Très technique, la vieille question de la modulation du parc nucléaire français agite le petit monde de l’énergie depuis quelques mois, à commencer par les partisans et détracteurs des énergies renouvelables. Avec cette question : la montée en puissance du solaire et de l’éolien risque-t-elle de brider la production du parc nucléaire français d’EDF, et donc, de lui causer un manque à gagner, surtout dans un contexte de faible demande électrique ? Délibérément, un réacteur peut réduire jusqu’à 80 % de sa puissance en l’espace d’une demi-heure, deux fois par jour, voire s’arrêter pour tomber à zéro.
D’abord attendu pour la fin de 2025, finalement publié lundi 16 février, le rapport interne d’EDF sur les impacts industriels, organisationnels et sociaux de la modulation, anticipe surtout un « renchérissement » de ses coûts de maintenance.

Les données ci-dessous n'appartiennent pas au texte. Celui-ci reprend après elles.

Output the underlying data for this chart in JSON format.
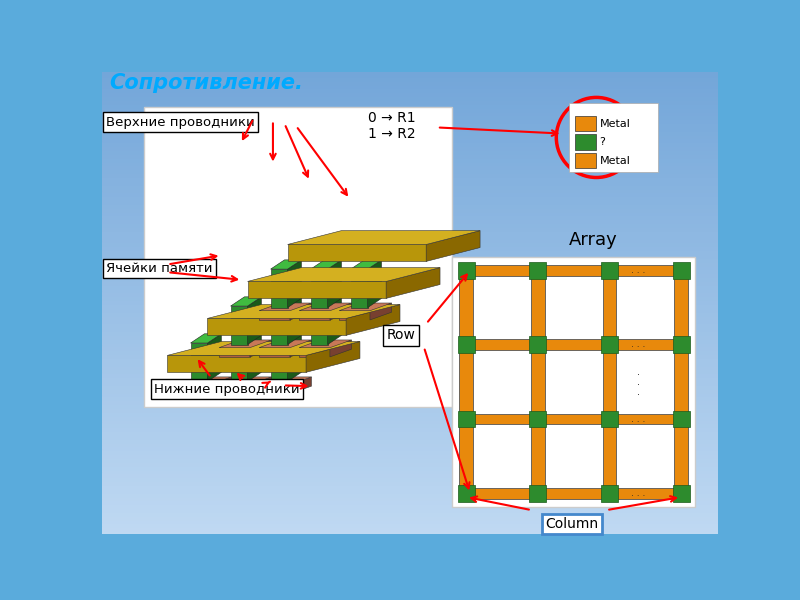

Dans ce document de 60 pages, le groupe détenu à 100 % par l’Etat rappelle d’abord que la modulation était déjà une réalité dans les années 1980 ou 1990, c’est-à-dire bien avant le déploiement du solaire et de l’éolien. En 1994, le volume d’électricité nucléaire non produite atteignait ainsi le niveau record de 51 térawattheures (TWh), principalement la nuit ou le week-end, pour s’adapter aux baisses de consommation électrique.